Keep the first release narrow. Three to five buckets is enough for most teams. Once you go past that, the work usually fills up with rare cases, extra approval rules, and arguments that slow everything down.
A good first bucket is easy to spot, shows up every week, takes real time to handle manually, and follows a clear action path. If the risk stays low when the rule fires correctly, it is a strong candidate for automation.
Leave the messy leftovers manual for now. That is not a weakness. It gives the team a clear edge for the first release and keeps the project from swelling around rare cases.
A simple example makes the point. If missing invoice fields show up every day and staff always send the record back for correction, automate that route first. If one supplier once asked for a special six-person approval chain, log it, but do not build around it yet.
Set a review point after two weeks. Look at every new odd case the team logged. Some deserve a new bucket because they repeat. Others are one-off problems caused by bad data, a broken handoff, or a rule nobody actually follows.
Retire buckets that never appear again. Old buckets make the workflow look more complex than it is, and they tempt teams to add controls nobody needs.
If you want a second opinion before build work starts, oleg.is is Oleg Sotnikov's site. He works as a fractional CTO and startup advisor, helping small and medium teams turn messy process rules into practical software and AI-first operations without bloating the first release.
Frequently Asked Questions
What counts as an exception in a workflow?
An exception is a case that cannot follow the usual path because the next step, owner, or deadline changes on purpose. If the team handles it differently by rule, it counts as an exception.
How do I tell an exception from bad data or a bug?
Look at what the team does next. If people just fix missing data, remove a duplicate, or correct a system issue and return to the normal path, that is not an exception. If they switch owners, rules, or deadlines, it is.
Why does automation scope keep growing?
Scope grows when teams mix normal work, rare stories, data issues, and judgment calls into one design. Different teams also name the same odd case in different ways, so builders create extra branches for what is really one problem.
How many exception buckets should I start with?
Start with three to five buckets. That gives you enough structure to spot patterns without turning the taxonomy into another project.
What buckets make sense for a first pass?
Use plain buckets that match what people actually do. Missing input, policy or money risk, urgent but allowed, single-person approval, and outside proof or loop-back work well for many teams.
Should we automate rare odd cases?
Usually not. If a case shows up a few times a year, give staff a manual rule and move on. Save build time for repeated cases that cost real time every week.
When should a case stay manual?
Leave it manual when people need context, judgment, or a policy call to decide. If two reviewers often reach different answers, the workflow should route the case to a named person instead of forcing a rule.

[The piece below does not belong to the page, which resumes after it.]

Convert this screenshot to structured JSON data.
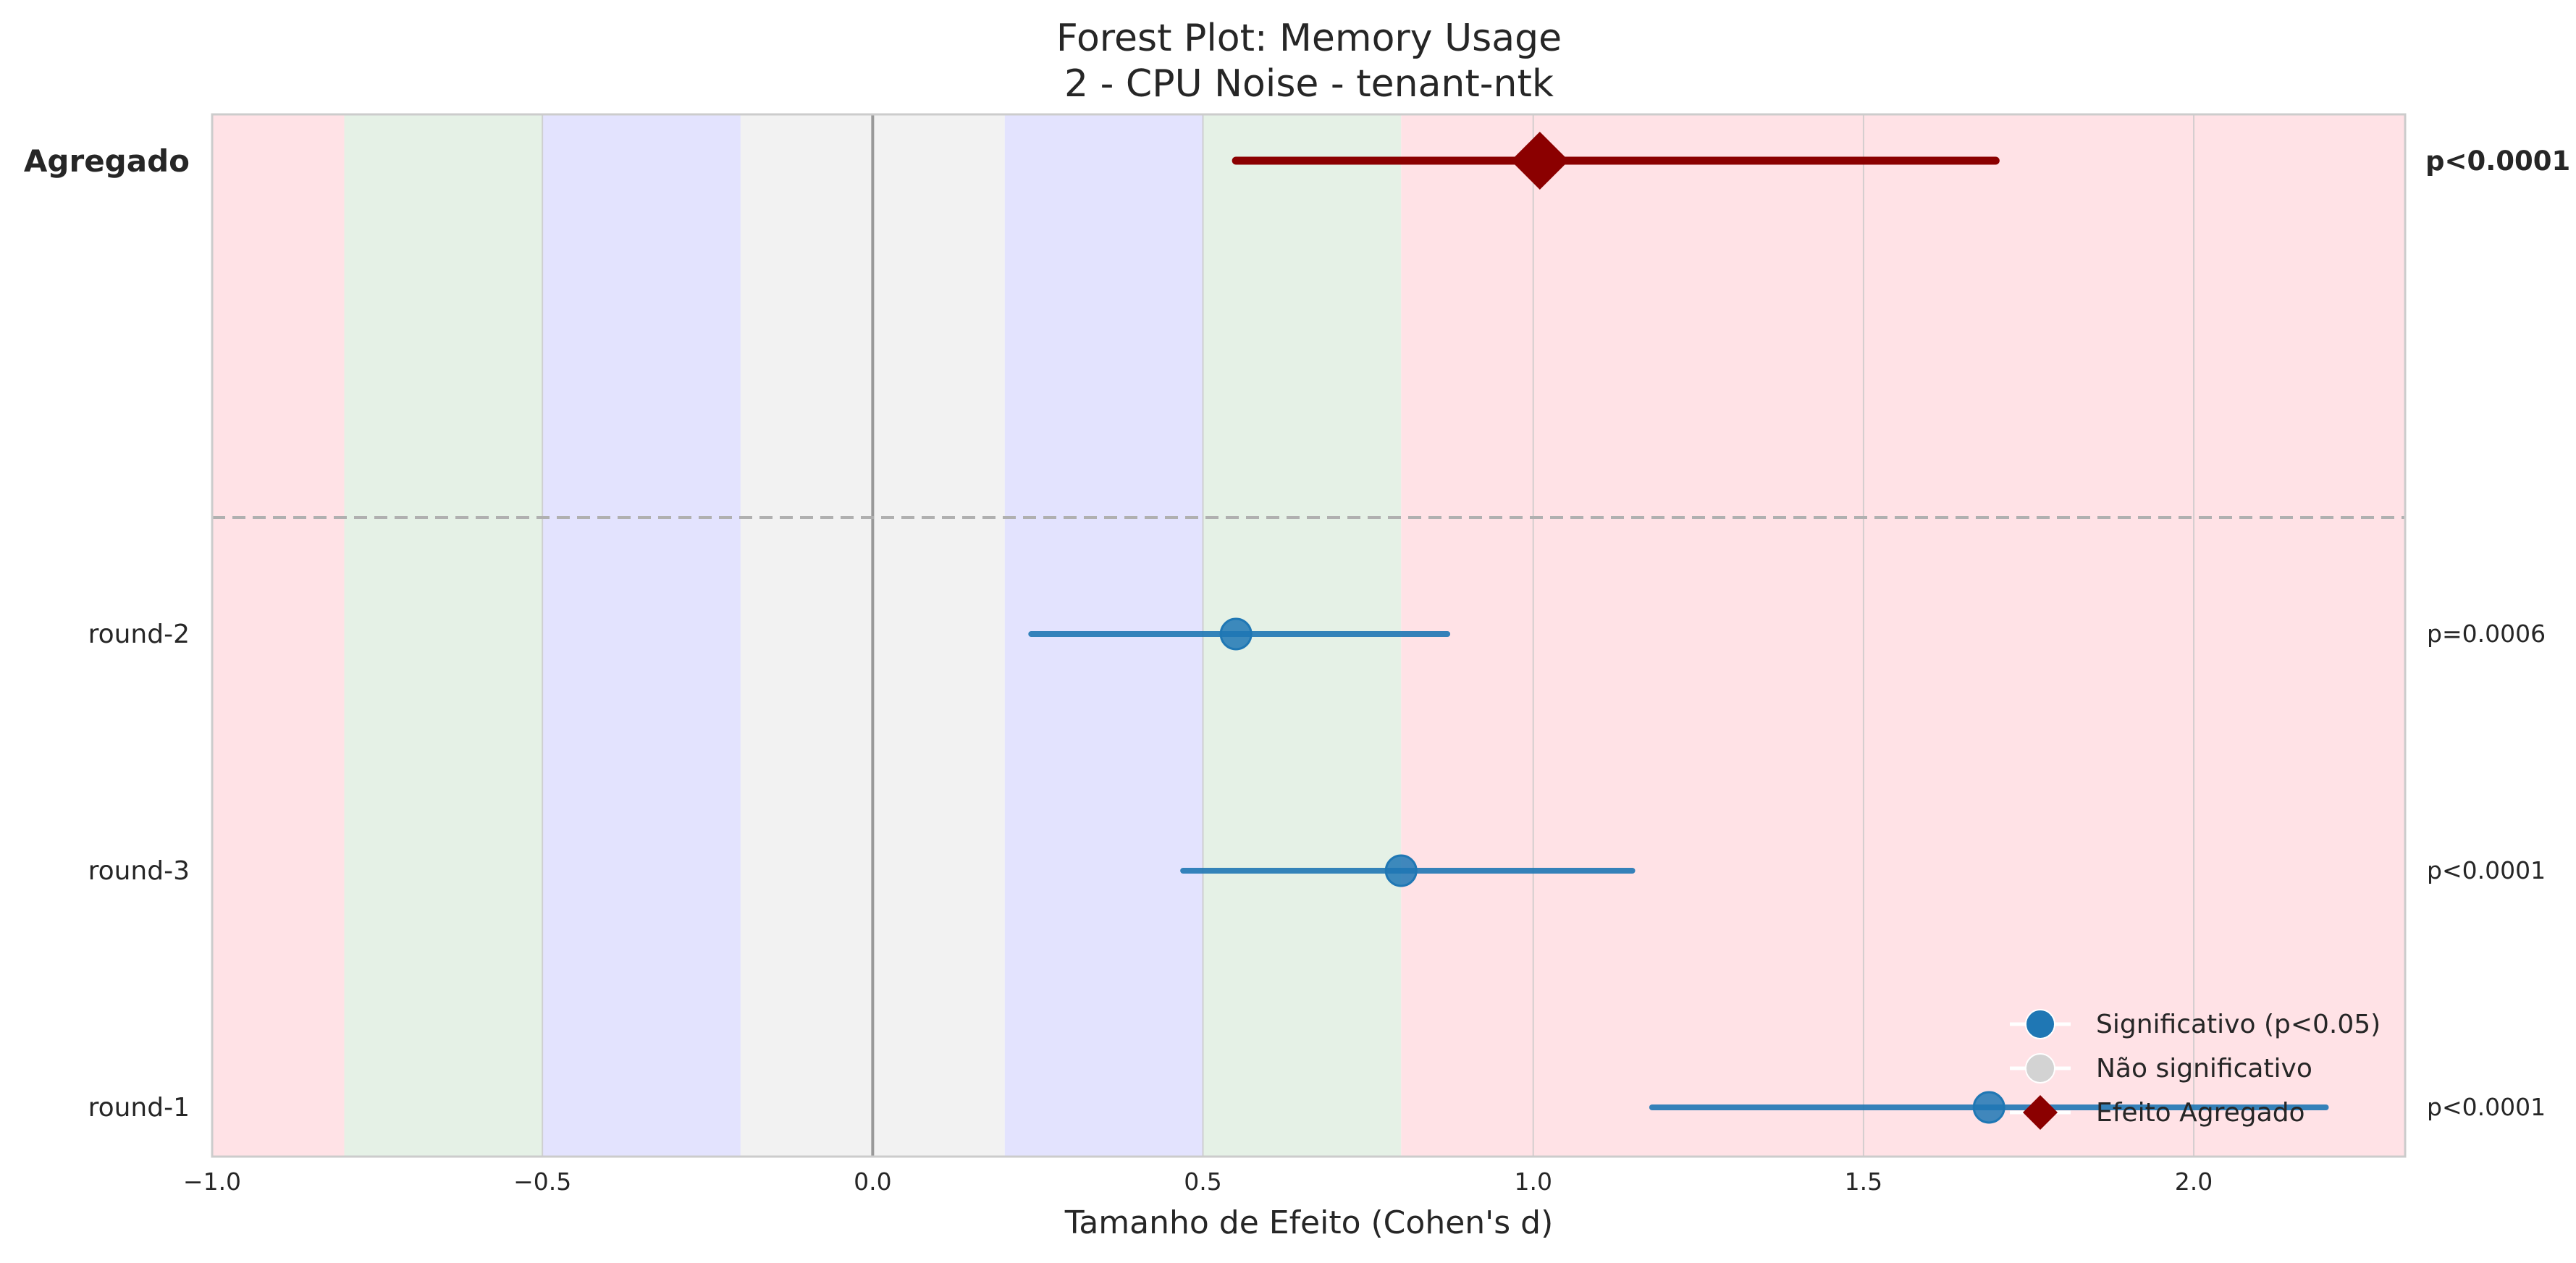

What should happen when the workflow hits something out of scope?
Send it to a named person or queue, record why the flow stopped, and make the next owner obvious. That keeps work moving and stops people from guessing whether to retry, override, or start a side chat.
How do we build an exception taxonomy quickly?

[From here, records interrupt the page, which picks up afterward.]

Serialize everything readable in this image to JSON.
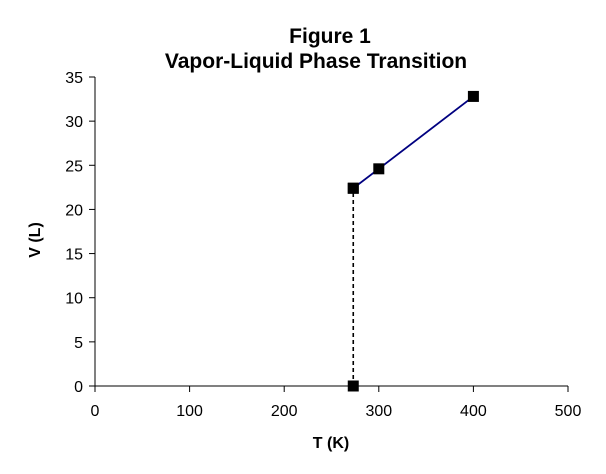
{
  "chart_data": {
    "type": "scatter",
    "title_lines": [
      "Figure 1",
      "Vapor-Liquid Phase Transition"
    ],
    "xlabel": "T (K)",
    "ylabel": "V (L)",
    "xlim": [
      0,
      500
    ],
    "ylim": [
      0,
      35
    ],
    "x_ticks": [
      0,
      100,
      200,
      300,
      400,
      500
    ],
    "y_ticks": [
      0,
      5,
      10,
      15,
      20,
      25,
      30,
      35
    ],
    "grid": false,
    "legend": "none",
    "series": [
      {
        "style": "solid",
        "color": "#000080",
        "marker": "square",
        "points": [
          {
            "x": 273,
            "y": 22.4
          },
          {
            "x": 300,
            "y": 24.6
          },
          {
            "x": 400,
            "y": 32.8
          }
        ]
      },
      {
        "style": "dashed",
        "color": "#000000",
        "marker": "square",
        "points": [
          {
            "x": 273,
            "y": 0
          },
          {
            "x": 273,
            "y": 22.4
          }
        ]
      }
    ]
  }
}
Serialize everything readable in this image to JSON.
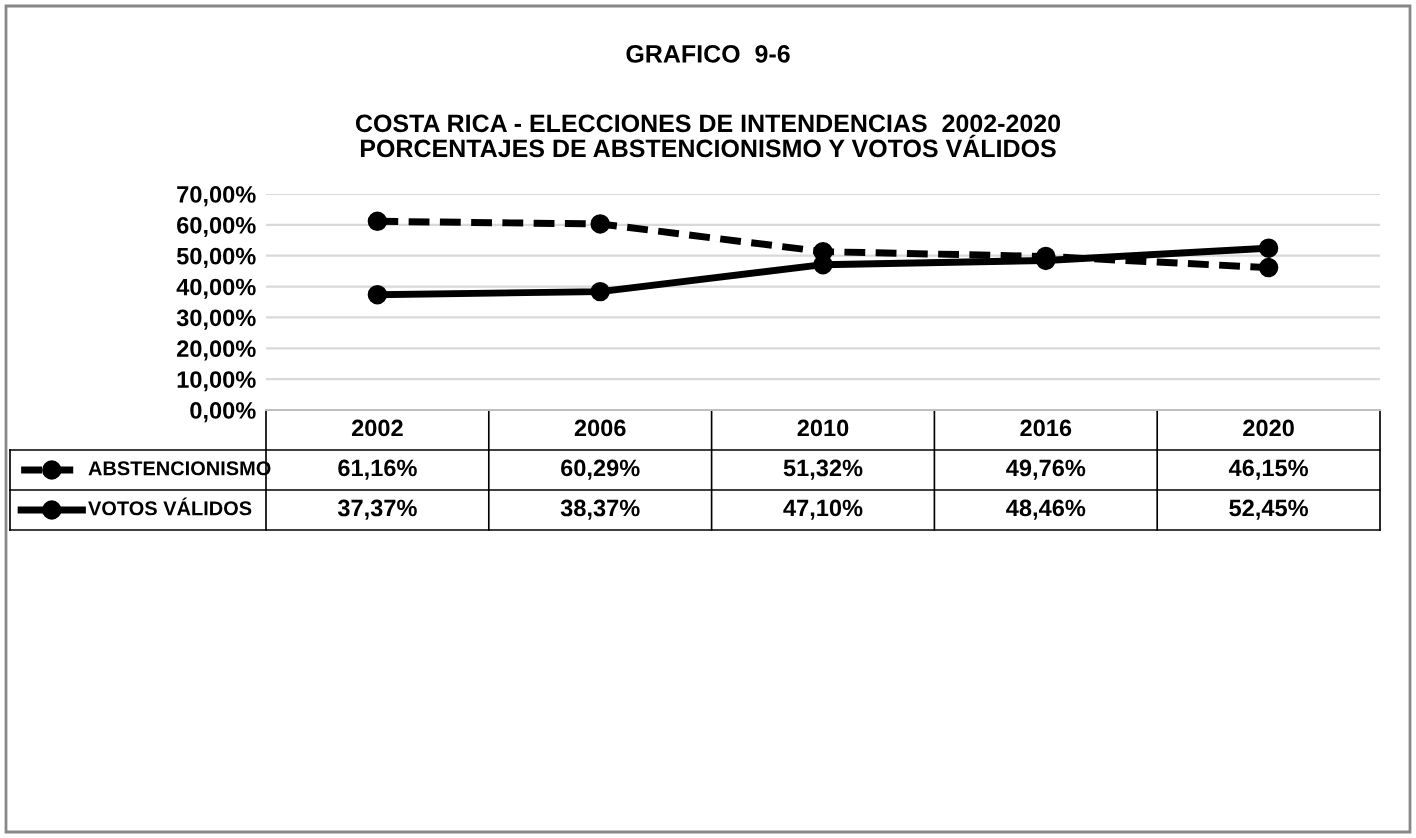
{
  "chart_data": {
    "type": "line",
    "title": "GRAFICO  9-6",
    "subtitle": "COSTA RICA - ELECCIONES DE INTENDENCIAS  2002-2020\nPORCENTAJES DE ABSTENCIONISMO Y VOTOS VÁLIDOS",
    "categories": [
      "2002",
      "2006",
      "2010",
      "2016",
      "2020"
    ],
    "series": [
      {
        "name": "ABSTENCIONISMO",
        "color": "#000000",
        "line_style": "dashed",
        "values": [
          61.16,
          60.29,
          51.32,
          49.76,
          46.15
        ],
        "value_labels": [
          "61,16%",
          "60,29%",
          "51,32%",
          "49,76%",
          "46,15%"
        ]
      },
      {
        "name": "VOTOS VÁLIDOS",
        "color": "#000000",
        "line_style": "solid",
        "values": [
          37.37,
          38.37,
          47.1,
          48.46,
          52.45
        ],
        "value_labels": [
          "37,37%",
          "38,37%",
          "47,10%",
          "48,46%",
          "52,45%"
        ]
      }
    ],
    "ylim": [
      0,
      70
    ],
    "yticks": [
      {
        "value": 0,
        "label": "0,00%"
      },
      {
        "value": 10,
        "label": "10,00%"
      },
      {
        "value": 20,
        "label": "20,00%"
      },
      {
        "value": 30,
        "label": "30,00%"
      },
      {
        "value": 40,
        "label": "40,00%"
      },
      {
        "value": 50,
        "label": "50,00%"
      },
      {
        "value": 60,
        "label": "60,00%"
      },
      {
        "value": 70,
        "label": "70,00%"
      }
    ],
    "grid": "y",
    "marker": "circle",
    "legend": "bottom"
  }
}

Pull one week of odd cases from tickets, chat, and email, then rewrite each one as a plain sentence. Merge duplicates, add a bucket, owner, frequency, and the next action the system should take.
What mistakes should we avoid before build starts?
Teams lose time when they use vague labels like "other," let one loud incident drive the plan, or stop at naming cases without defining the next step. Trouble also starts when nobody tracks frequency or owns the handoff after review.